L’Obs a fait le choix de publier un long article intitulé « Julia Kristeva ex-agent du KGB bulgare » qui est consacré à me prêter le rôle romanesque d’agent de renseignement des services secrets bulgares entre 1970 et 1973. A l’appui d’une telle mise en cause, la divulgation d’un rapport provenant d’«archives» de la police bulgare, qui mentionneraient ma participation à des activités de renseignements sous le pseudonyme fantaisiste de « Sabina ».

 

J’ai déjà démenti publiquement le contenu de ces rapports et ces informations imaginaires. L’article que vous publiez me contraint à le faire à nouveau : je maintiens n’avoir jamais d’une quelconque façon participée à de telles activités dont la révélation soudaine et tardive est préjudiciable à la compréhension et à la diffusion de mes recherches dans les champs de la psychanalyse, de la linguistique, de la philosophie et du questionnement politique du totalitarisme, notamment dans mon analyse de l’œuvre de Hannah Arendt. De telles assertions portent atteinte au crédit de mes travaux et sur le plan personnel, je le redis, elles réveillent de vieilles blessures.

 

J’ai quitté la Bulgarie grâce à une bourse du gouvernement français, dans des conditions difficiles, en y laissant ma famille, et avec la conscience que les prises de positions que j’adopterais de l’autre côté du rideau de fer exposeraient ma famille et notamment mon père aux aléas d’un régime totalitaire.

 

Cette histoire est ancienne, mais il m’est aujourd’hui très pénible de constater que les pratiques douteuses des polices secrètes au service de ces régimes demeurent redoutablement actives et toxiques. Le discrédit que le jugement de l’Histoire a infligé à ces régimes révolus n’a pas frappé, semble-t-il, la signataire de votre article.
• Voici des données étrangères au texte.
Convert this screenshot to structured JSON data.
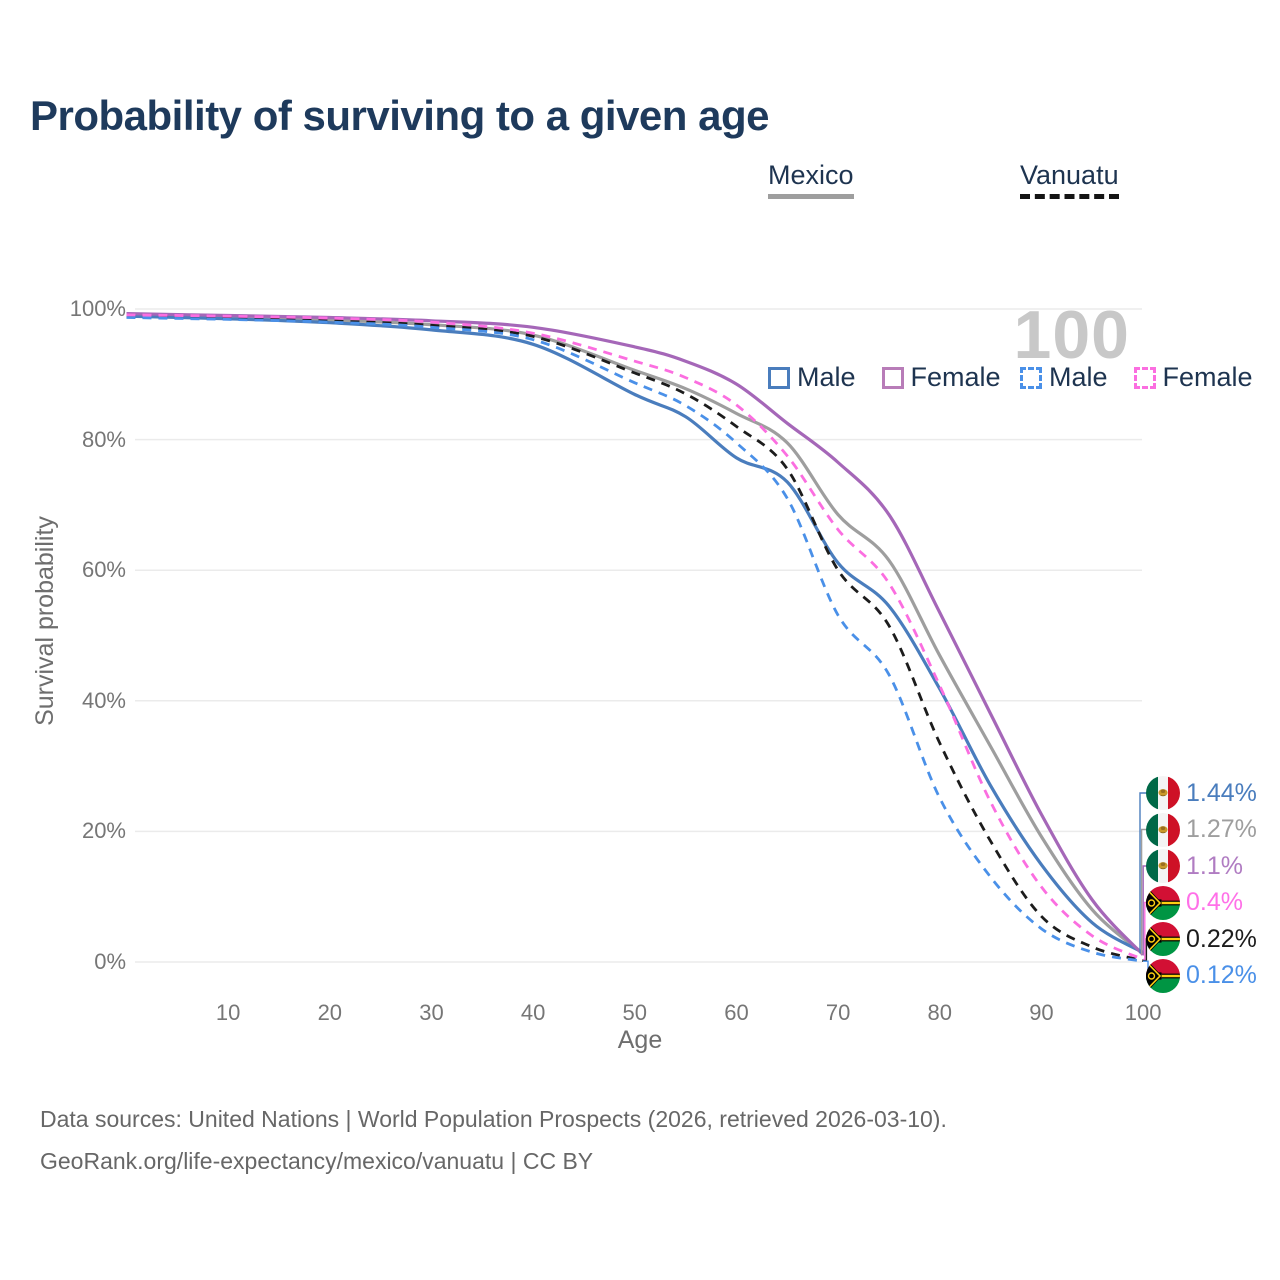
{
  "title": "Probability of surviving to a given age",
  "watermark": "100",
  "legend": {
    "groups": [
      {
        "name": "Mexico",
        "line_style": "solid",
        "underline_color": "#9e9e9e",
        "items": [
          {
            "label": "Male",
            "color": "#4a7dbd"
          },
          {
            "label": "Female",
            "color": "#b87cb8"
          }
        ]
      },
      {
        "name": "Vanuatu",
        "line_style": "dashed",
        "underline_color": "#141414",
        "items": [
          {
            "label": "Male",
            "color": "#4a90e8"
          },
          {
            "label": "Female",
            "color": "#fb6ee0"
          }
        ]
      }
    ]
  },
  "chart_data": {
    "type": "line",
    "title": "Probability of surviving to a given age",
    "xlabel": "Age",
    "ylabel": "Survival probability",
    "xlim": [
      0,
      100
    ],
    "ylim": [
      0,
      100
    ],
    "grid": "horizontal-only",
    "x_ticks": [
      10,
      20,
      30,
      40,
      50,
      60,
      70,
      80,
      90,
      100
    ],
    "y_ticks": [
      0,
      20,
      40,
      60,
      80,
      100
    ],
    "y_tick_suffix": "%",
    "x": [
      0,
      10,
      20,
      30,
      40,
      50,
      55,
      60,
      65,
      70,
      75,
      80,
      85,
      90,
      95,
      100
    ],
    "series": [
      {
        "name": "Mexico Both sexes",
        "color": "#9e9e9e",
        "dash": "solid",
        "values": [
          99.1,
          98.8,
          98.3,
          97.6,
          96.0,
          90.6,
          87.8,
          84.0,
          79.5,
          68.5,
          61.5,
          46.9,
          33.0,
          19.2,
          8.0,
          1.27
        ]
      },
      {
        "name": "Mexico Male",
        "color": "#4a7dbd",
        "dash": "solid",
        "values": [
          98.9,
          98.5,
          97.9,
          96.8,
          94.6,
          86.9,
          83.5,
          77.2,
          73.5,
          61.1,
          54.5,
          41.8,
          27.0,
          14.9,
          6.0,
          1.44
        ]
      },
      {
        "name": "Mexico Female",
        "color": "#a567b8",
        "dash": "solid",
        "values": [
          99.3,
          99.0,
          98.7,
          98.2,
          97.2,
          94.2,
          92.0,
          88.5,
          82.5,
          76.5,
          68.5,
          53.5,
          38.0,
          22.6,
          9.5,
          1.1
        ]
      },
      {
        "name": "Vanuatu Both sexes",
        "color": "#1c1c1c",
        "dash": "dashed",
        "values": [
          98.9,
          98.6,
          98.2,
          97.5,
          95.8,
          90.2,
          87.0,
          82.0,
          75.5,
          60.0,
          51.5,
          33.5,
          18.5,
          7.0,
          2.3,
          0.22
        ]
      },
      {
        "name": "Vanuatu Male",
        "color": "#4a90e8",
        "dash": "dashed",
        "values": [
          98.7,
          98.4,
          98.0,
          97.2,
          95.3,
          88.7,
          85.2,
          79.5,
          71.0,
          53.1,
          44.0,
          25.1,
          13.0,
          5.1,
          1.5,
          0.12
        ]
      },
      {
        "name": "Vanuatu Female",
        "color": "#fb6ee0",
        "dash": "dashed",
        "values": [
          99.1,
          98.9,
          98.6,
          98.0,
          96.3,
          92.0,
          89.5,
          85.3,
          77.5,
          66.2,
          58.0,
          42.3,
          24.5,
          11.5,
          4.0,
          0.4
        ]
      }
    ],
    "end_labels": [
      {
        "value": "1.44%",
        "color": "#4a7dbd",
        "flag": "mexico",
        "series": "Mexico Male"
      },
      {
        "value": "1.27%",
        "color": "#9e9e9e",
        "flag": "mexico",
        "series": "Mexico Both sexes"
      },
      {
        "value": "1.1%",
        "color": "#b07cc2",
        "flag": "mexico",
        "series": "Mexico Female"
      },
      {
        "value": "0.4%",
        "color": "#ff70e8",
        "flag": "vanuatu",
        "series": "Vanuatu Female"
      },
      {
        "value": "0.22%",
        "color": "#1c1c1c",
        "flag": "vanuatu",
        "series": "Vanuatu Both sexes"
      },
      {
        "value": "0.12%",
        "color": "#4a90e8",
        "flag": "vanuatu",
        "series": "Vanuatu Male"
      }
    ]
  },
  "footer": {
    "line1": "Data sources: United Nations | World Population Prospects (2026, retrieved 2026-03-10).",
    "line2": "GeoRank.org/life-expectancy/mexico/vanuatu | CC BY"
  }
}
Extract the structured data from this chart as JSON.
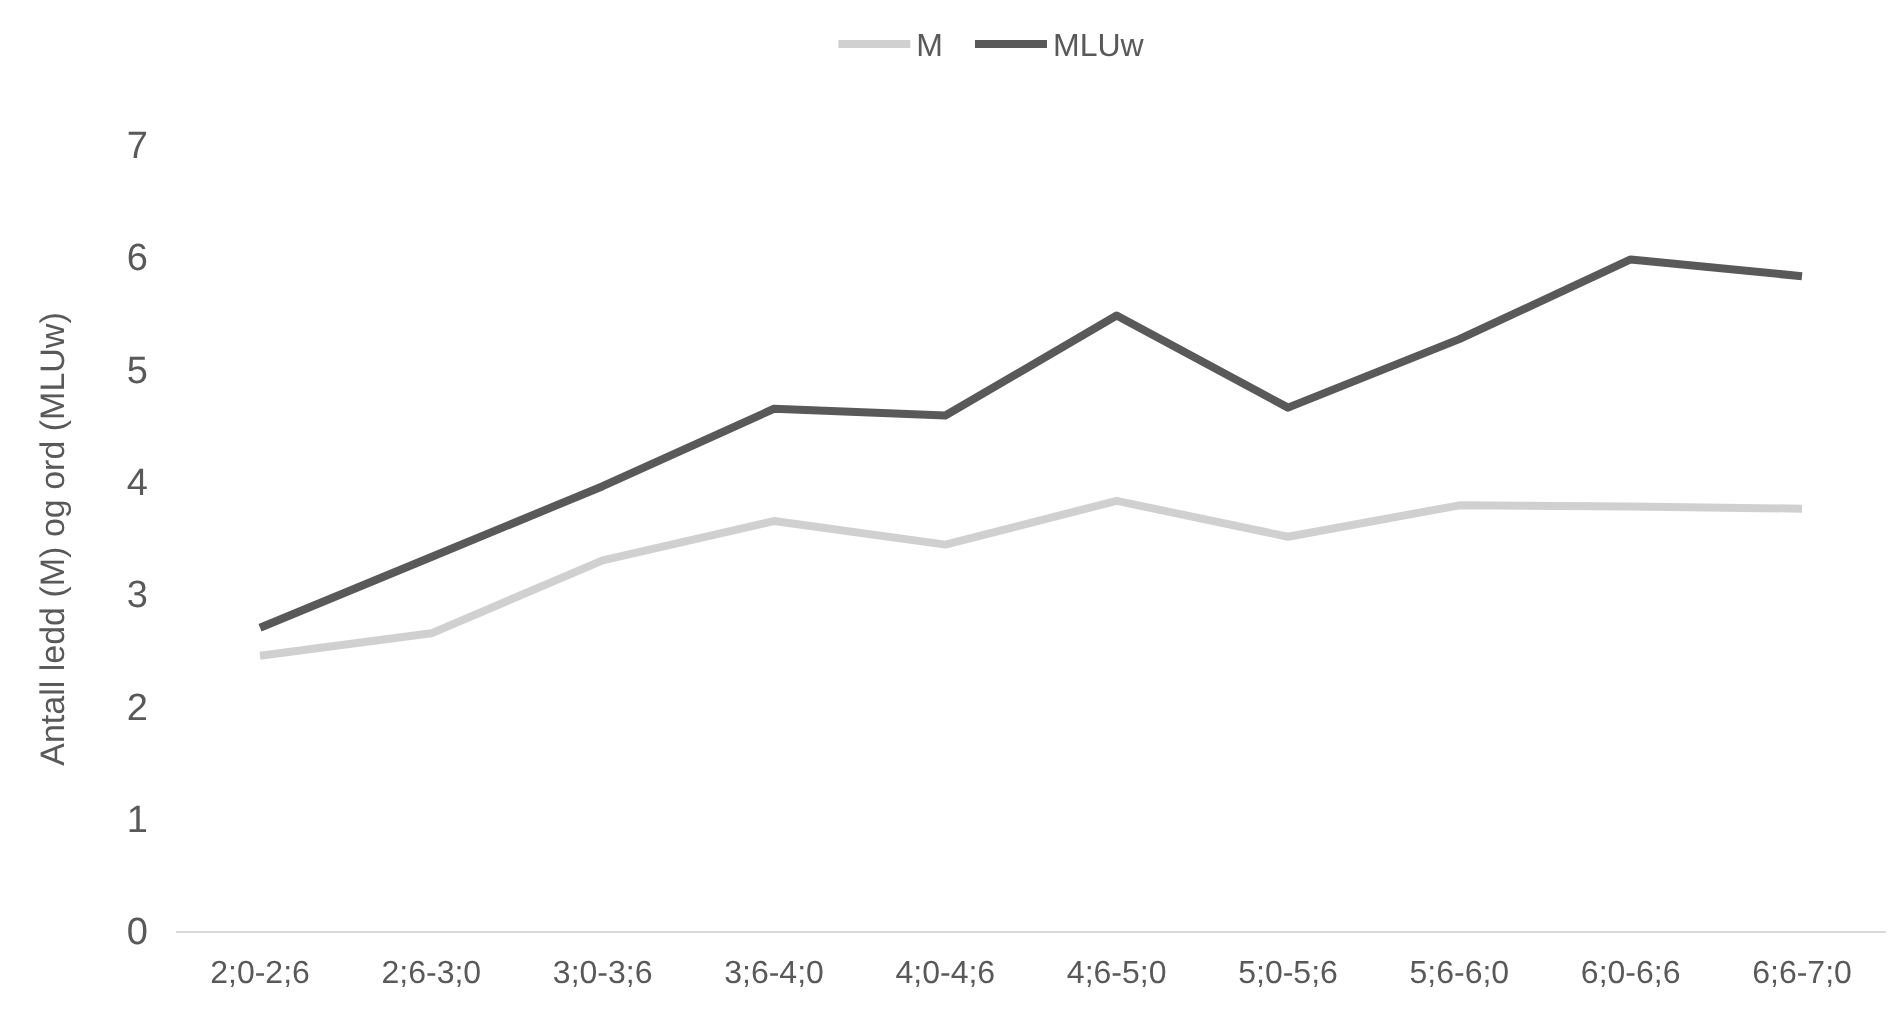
{
  "chart_data": {
    "type": "line",
    "ylabel": "Antall ledd (M) og ord (MLUw)",
    "categories": [
      "2;0-2;6",
      "2;6-3;0",
      "3;0-3;6",
      "3;6-4;0",
      "4;0-4;6",
      "4;6-5;0",
      "5;0-5;6",
      "5;6-6;0",
      "6;0-6;6",
      "6;6-7;0"
    ],
    "series": [
      {
        "name": "M",
        "color": "#d0d0d0",
        "values": [
          2.46,
          2.66,
          3.31,
          3.66,
          3.45,
          3.84,
          3.52,
          3.8,
          3.79,
          3.77
        ]
      },
      {
        "name": "MLUw",
        "color": "#595959",
        "values": [
          2.71,
          3.34,
          3.97,
          4.66,
          4.6,
          5.49,
          4.67,
          5.28,
          5.99,
          5.84
        ]
      }
    ],
    "ylim": [
      0,
      7
    ],
    "yticks": [
      0,
      1,
      2,
      3,
      4,
      5,
      6,
      7
    ],
    "grid": false,
    "legend": "top",
    "marker": "none",
    "line_style": "solid"
  }
}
Le fichage de personnes à leur insu, le fait de leur attribuer des propos, des rôles et des fonctions sans recueillir leur accord, et de monter des dossiers sur leurs prétendues activités sont des méthodes désormais connues, mais pas assez connues. Des chercheurs et des journalistes, dans les anciens pays communistes eux-mêmes, protestent aujourd’hui vigoureusement contre ces falsifications et leur utilisation par des commissions tendancieuses. J’aurais aimé trouver dans l’article consacré à ces « archives » une trace de ce discernement critique, au lieu de la crédulité et de la fascination à l’égard de ces débris du passé. Il suffit de lire les phrases invraisemblables  que le dossier me prête,  en discours indirect, sur Aragon et le surréalisme, sur le « Printemps de Prague », ou sur les « les actions d’aide propalestinienne » mises en échec par « la propagande  française entre les mains d’organisations sionistes », par exemple, au regard de mes écrits et positions publiques bien connues sur ces sujets, à l’époque comme actuellement ; et, last but not least, la reprise intégrale (20 pages traduites en bulgare !) de mon entretien avec Jean-Paul Enthoven sur les « dissidents »  dans le numéro du Nouvel Observateur n° 658, 20-26 juin 1974, qui fait de moi  une  personne sous surveillance   plutôt qu’une « agente » - pour constater que cette manipulation est tissée de ragots rapportés et de pseudo-sources médiatiques surinterprétées,  sans   aucune  valeur probatoire  dans cette farce pénible.

 

Plus encore, le crédit que l’article qui m’est consacré accorde à des informations archivées dans un bâtiment stalinien, participe – et je m’en effraye – à la perpétuation sans complexe de ces méthodes totalitaires. Comme j’aurais aimé que la découverte de ces archives soit une occasion pour un hebdomadaire comme le vôtre de vous émouvoir de telles entreprises indignes ! Au lieu de cela, je lis une forme irréfléchie de justification de ces pratiques par leur publication naïve et complaisante.

 

Ces « archives » sont des fossiles idéologiques désavoués et combattus par les démocraties : pourquoi y accorder aujourd’hui une telle foi aveugle ? Comment ne pas prendre le recul qu’imposent encore une fois de telles méthodes, et en tirer les enseignements pour le présent et le futur ? Il faut comme toujours se poser la question : à qui cela profite-t-il ?

 

Julia Kristeva

Lundi 9 avril 2018

 

 

 
 
 
Le Droit de réponse à L'Obs en italien :
 
 
 
 
 
 
 
 
 
 
 
 
 
 
 
 
 
 
 
 
 
 

 

 

 

 

 

Right to Respond

 

to the Nouvel Observateur

Julia Kristeva

 

 


The Nouvel Observateur has chosen to publish a long article entitled "Julia Kristeva ex-agent of the Bulgarian KGB" dedicated to affording me the romantic role of intelligence agent of the Bulgarian secret services between 1970 and 1973. To support such an indictment: the disclosure of a report from the "archives" of the Bulgarian police, which claims to mention my participation in intelligence activities using the whimsical pseudonym of "Sabina."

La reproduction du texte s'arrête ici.